Cela dit, à plusieurs occasions nous avons choisi le désinvestissement. Nous avons par exemple investi dans un détaillant américain pour adolescents, mais après un certain temps, nous avons commencé à douter de la qualité des résultats financiers. En particulier, la liquidation de stocks nouvellement arrivés, jugés incompatibles avec les valeurs de la marque, a mis en évidence une éventuelle faiblesse des contrôles. Cette faiblesse a été confirmée par des signaux de surinvestissement lors de l’implantation dans de nouvelles régions, et par l’adoption de structures de prix insoutenables. Après avoir attiré l’attention de la direction sur ces problèmes à maintes reprises, nous avons engagé une discussion plus détaillée à l’approche de l’expiration du généreux contrat de travail dont bénéficiaient les directeurs. Nous avons été déçus de constater que malgré tous nos échanges, lorsque le nouveau contrat a été signé, nos préoccupations n’avaient aucunement été prises en compte. Nous avons été obligés de revoir notre opinion sur la gestion de la société et les critères ESG, ce qui a finalement conduit à notre désinvestissement.
Sources d’alpha
Le monde est devenu beaucoup plus « incorporel » au fil du temps : les actifs incorporels représentent désormais 90 % de l’indice S&P 500, contre 17 % à peine dans les années 1970. Une grande partie de ce capital est difficile à mesurer, et peu documentée. Nous pensons donc que le marché sous-estime souvent l’incidence des facteurs extrafinanciers des sociétés, ce qui crée des inefficiences qui peuvent être mises à profit.

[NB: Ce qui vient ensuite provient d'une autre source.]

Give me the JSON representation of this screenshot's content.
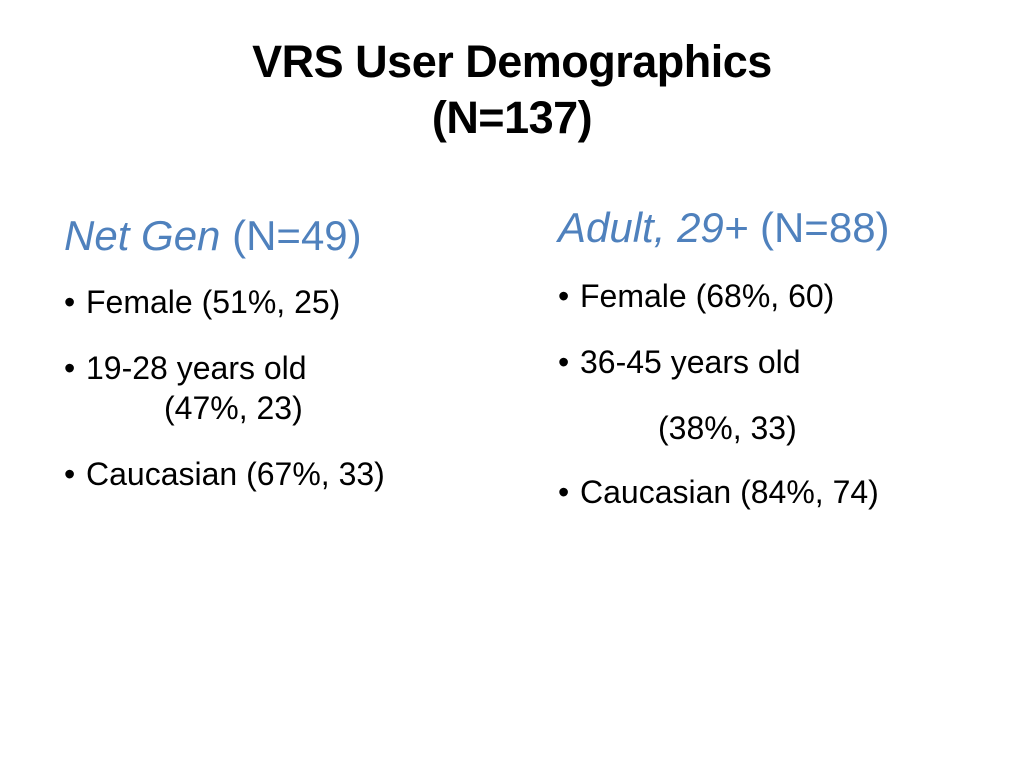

Figure 3 : Essor de la valeur des actifs incorporels dans l’indice S&P 500
Source : Visualcapitalist.com.
En tant que spécialistes de la gestion active et de l’analyse fondamentale, nous possédons des compétences et une expérience particulières en matière d’analyse des inefficiences. Ces atouts nous placent en excellente position pour détecter des sources d’alpha différenciées.
Nous nous appuyons sur les critères ESG pour étudier les aspects spécifiques à une société, soit les caractéristiques qu’aucune autre société ne présente, afin d’identifier les sources de risque intentionnelles – c’est-à-dire le type de risque que nous souhaitons prendre, en tant que sélectionneurs de titres axés sur une approche ascendante.

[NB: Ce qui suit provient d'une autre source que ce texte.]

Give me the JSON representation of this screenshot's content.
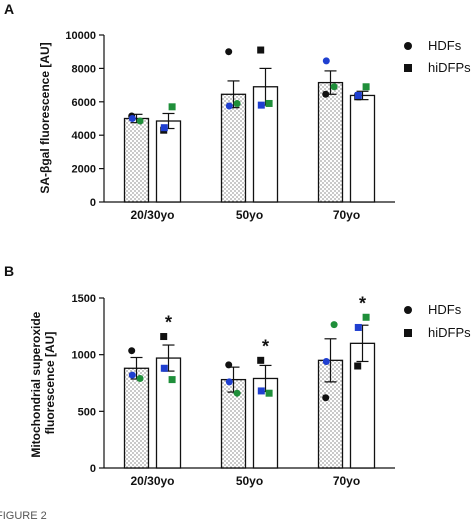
{
  "figure_caption": "FIGURE 2",
  "chart_data": [
    {
      "panel": "A",
      "type": "bar",
      "ylabel": "SA-βgal fluorescence [AU]",
      "xlabel": "",
      "ylim": [
        0,
        10000
      ],
      "yticks": [
        0,
        2000,
        4000,
        6000,
        8000,
        10000
      ],
      "categories": [
        "20/30yo",
        "50yo",
        "70yo"
      ],
      "legend_position": "right",
      "series": [
        {
          "name": "HDFs",
          "marker": "circle",
          "fill": "dotted",
          "values": [
            5000,
            6450,
            7150
          ],
          "sem": [
            250,
            800,
            700
          ],
          "points": [
            [
              5150,
              "black"
            ],
            [
              4850,
              "green"
            ],
            [
              5000,
              "blue"
            ],
            [
              9000,
              "black"
            ],
            [
              5900,
              "green"
            ],
            [
              5750,
              "blue"
            ],
            [
              6450,
              "black"
            ],
            [
              6900,
              "green"
            ],
            [
              8450,
              "blue"
            ]
          ]
        },
        {
          "name": "hiDFPs",
          "marker": "square",
          "fill": "white",
          "values": [
            4850,
            6900,
            6380
          ],
          "sem": [
            450,
            1100,
            250
          ],
          "points": [
            [
              4300,
              "black"
            ],
            [
              5700,
              "green"
            ],
            [
              4450,
              "blue"
            ],
            [
              9100,
              "black"
            ],
            [
              5900,
              "green"
            ],
            [
              5800,
              "blue"
            ],
            [
              6300,
              "black"
            ],
            [
              6900,
              "green"
            ],
            [
              6380,
              "blue"
            ]
          ]
        }
      ],
      "significance": []
    },
    {
      "panel": "B",
      "type": "bar",
      "ylabel": "Mitochondrial superoxide fluorescence [AU]",
      "xlabel": "",
      "ylim": [
        0,
        1500
      ],
      "yticks": [
        0,
        500,
        1000,
        1500
      ],
      "categories": [
        "20/30yo",
        "50yo",
        "70yo"
      ],
      "legend_position": "right",
      "series": [
        {
          "name": "HDFs",
          "marker": "circle",
          "fill": "dotted",
          "values": [
            880,
            780,
            950
          ],
          "sem": [
            95,
            110,
            190
          ],
          "points": [
            [
              1035,
              "black"
            ],
            [
              790,
              "green"
            ],
            [
              820,
              "blue"
            ],
            [
              910,
              "black"
            ],
            [
              660,
              "green"
            ],
            [
              760,
              "blue"
            ],
            [
              620,
              "black"
            ],
            [
              1265,
              "green"
            ],
            [
              940,
              "blue"
            ]
          ]
        },
        {
          "name": "hiDFPs",
          "marker": "square",
          "fill": "white",
          "values": [
            970,
            790,
            1100
          ],
          "sem": [
            115,
            115,
            160
          ],
          "points": [
            [
              1160,
              "black"
            ],
            [
              780,
              "green"
            ],
            [
              880,
              "blue"
            ],
            [
              950,
              "black"
            ],
            [
              660,
              "green"
            ],
            [
              680,
              "blue"
            ],
            [
              900,
              "black"
            ],
            [
              1330,
              "green"
            ],
            [
              1240,
              "blue"
            ]
          ]
        }
      ],
      "significance": [
        {
          "category": "20/30yo",
          "series": "hiDFPs",
          "label": "*"
        },
        {
          "category": "50yo",
          "series": "hiDFPs",
          "label": "*"
        },
        {
          "category": "70yo",
          "series": "hiDFPs",
          "label": "*"
        }
      ]
    }
  ],
  "colors": {
    "black": "#111111",
    "green": "#1f8f3a",
    "blue": "#1f3fd0"
  }
}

Selon nous, dans le domaine de la gestion active et de l’analyse fondamentale, les profils de risque d’un portefeuille doivent essentiellement prendre en compte les risques propres aux actions, avec un niveau minimal de risque non intentionnel. Nous ne sommes pas adeptes d’un style de gestion particulier. Nous laissons à nos sociétés le soin de raconter leur histoire.
Conclusion
De plus en plus d’investisseurs se préoccupent non seulement des rendements de leurs placements, mais aussi des conditions dans lesquelles ils sont générés. Ils veulent être certains que leurs fonds ne servent pas à appuyer des activités commerciales qui ne correspondent pas à leurs valeurs personnelles.

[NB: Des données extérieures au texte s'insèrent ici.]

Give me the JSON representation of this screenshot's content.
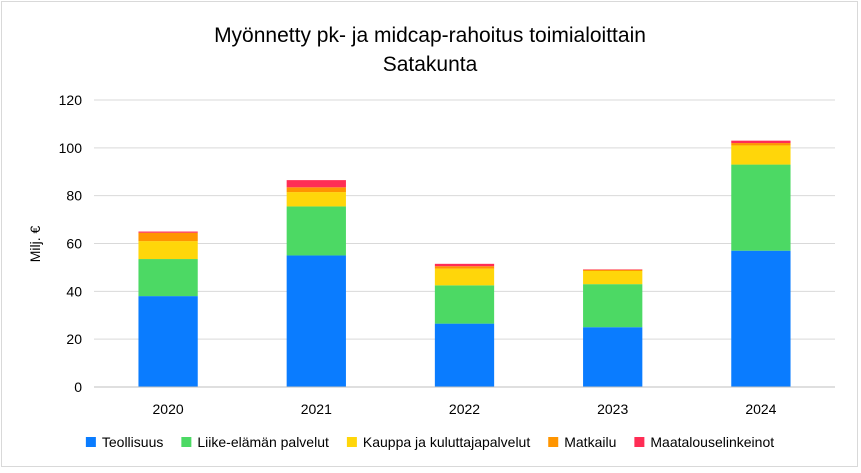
{
  "chart_data": {
    "type": "stacked-bar",
    "title": "Myönnetty pk- ja midcap-rahoitus toimialoittain",
    "subtitle": "Satakunta",
    "xlabel": "",
    "ylabel": "Milj. €",
    "ylim": [
      0,
      120
    ],
    "yticks": [
      0,
      20,
      40,
      60,
      80,
      100,
      120
    ],
    "grid": true,
    "legend_position": "bottom",
    "categories": [
      "2020",
      "2021",
      "2022",
      "2023",
      "2024"
    ],
    "series": [
      {
        "name": "Teollisuus",
        "color": "#0a7cff",
        "values": [
          38,
          55,
          26.5,
          25,
          57
        ]
      },
      {
        "name": "Liike-elämän palvelut",
        "color": "#4cd964",
        "values": [
          15.5,
          20.5,
          16,
          18,
          36
        ]
      },
      {
        "name": "Kauppa ja kuluttajapalvelut",
        "color": "#ffd60a",
        "values": [
          7.5,
          6,
          7,
          5.5,
          8
        ]
      },
      {
        "name": "Matkailu",
        "color": "#ff9500",
        "values": [
          3.5,
          2,
          1,
          0.5,
          1
        ]
      },
      {
        "name": "Maatalouselinkeinot",
        "color": "#ff2d55",
        "values": [
          0.5,
          3,
          1,
          0.2,
          1
        ]
      }
    ]
  }
}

Il ne fait aucun doute que les chiffres sont importants. Néanmoins, pour créer de la valeur, nous nous efforçons de rechercher les sociétés qui affichent de solides pratiques ESG et des modèles d’affaires prometteurs. En définitive, investir dans ces sociétés de qualité devrait générer une valeur à long terme pour les actionnaires, bien au-delà du rendement moyen des autres sociétés ou du marché.